Il n'y a pas de vie humaine sans échange. Échange qui nous mène à la notion de Valeur. On sait par toutes les études que l'échange consiste essentiellement dans la circulation d'un élément conventionnel quel qu'il soit qui, du fait de l'échange, acquiert de la valeur.
Les analyses du XIXe siècle montrent que la grande évolution du sédentaire a été de trouver une Valeur indépendante de tout objet symbolique ; cette valeur abstraite, mais rendue concrète, c'est la Monnaie. Elle est née à l'intérieur de cette circulation d'échange où les valeurs, conventionnelles jusque-là (troc), ont été remplacées par un étalon qui, en soi, ne peut rien gagner (un morceau de papier reste morceau de papier).
La valeur est devenue abstraite et s'est incarnée dans un signe qui, désormais, mesure toute autre valeur.
Or, l'itinérant ne connaît pas cette valeur de la monnaie, il a des objets symboliques, cf. Dieu et Mammon.
La monnaie a marqué le passage d'une valeur symbolique, (concrétisée dans un objet), dans un élément conventionnel à circulation horizontale et non verticale (symbole) qui désormais parcourt le temps et décide de la valeur de tout le reste. « Time is money » : sentence métaphysique. En effet le temps est ce cumul qui se mesure en termes de valeur de monnaie.
Mais le symbole est le véhicule du « désir désirant » tandis que la monnaie est le véhicule du besoin.

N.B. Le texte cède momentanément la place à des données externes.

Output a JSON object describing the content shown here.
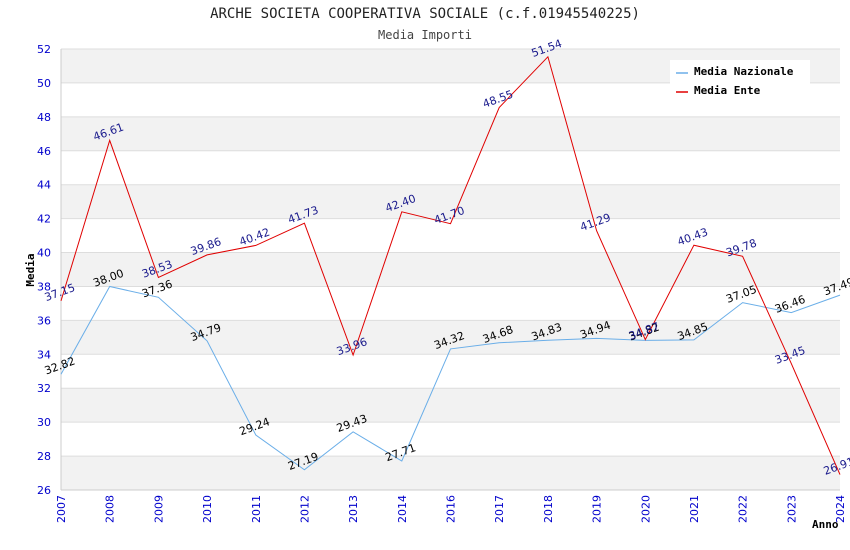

Ce qui en résulte : par ce cumul, le temps lui-même prend un poids et en prenant un poids, il s'accélère. Il va vers une entropie (Teilhard de Chardin), c'est le temps qui s'accélère jusqu'au moment où, comme l'Apocalypse, par exemple, le dit : « Il n'y aura plus de temps ».
Abel prendra alors sa revanche sur Caïn. Lorsque le Temps, comme extension de cette catégorie d'être et de fonctionnement qui est la sédentarisation ainsi comprise, se sera appesanti jusqu'à la disparition, jusqu'au blocage, il n'existera plus. C'est pour cela que le Christ avertit toujours la religion établie de son temps, les sédentaires : « Malheureux hypocrites, apprenez à reconnaître les Signes du temps ».
Pour le sédentaire, ce qui est le plus urgent et le plus difficile, c'est de reconnaître les signes de ce temps où il s'étend. Mais un temps alors dont les signes viennent d'une autre dimension que de cette extension purement horizontale, indéfinie.
Conclusion
Pour cette année :
1. Voir ce qu'on appelle une expérience spirituelle, offre une sorte de lecture concrète du Monde, de l'être, qui n'en exclut pas d'autres, mais assez profonde et ample pour pouvoir rendre compte d'une espérance qui est en nous ou d'une Intelligence de la Foi ou du Sens des choses.
2. La Vie religieuse n'est jamais totalement comprise et saisie si on la voit seulement de l'extérieur dans ses aspects établis. Toute vraie religion est parcourue par cette lignée de sens de la Vérité en marche et si nous voulons vraiment comprendre une religion, allons jusque-là, vers l'Intériorité.
3. Etienne Gilson, dans Archives d'histoire doctrinale et littéraire du Moyen-Age, 1927: « La première illusion à dissiper est celle qui nous représente la pensée chrétienne et la pensée musulmane comme deux mondes dont on pourrait connaître l'un et ignorer l'autre ».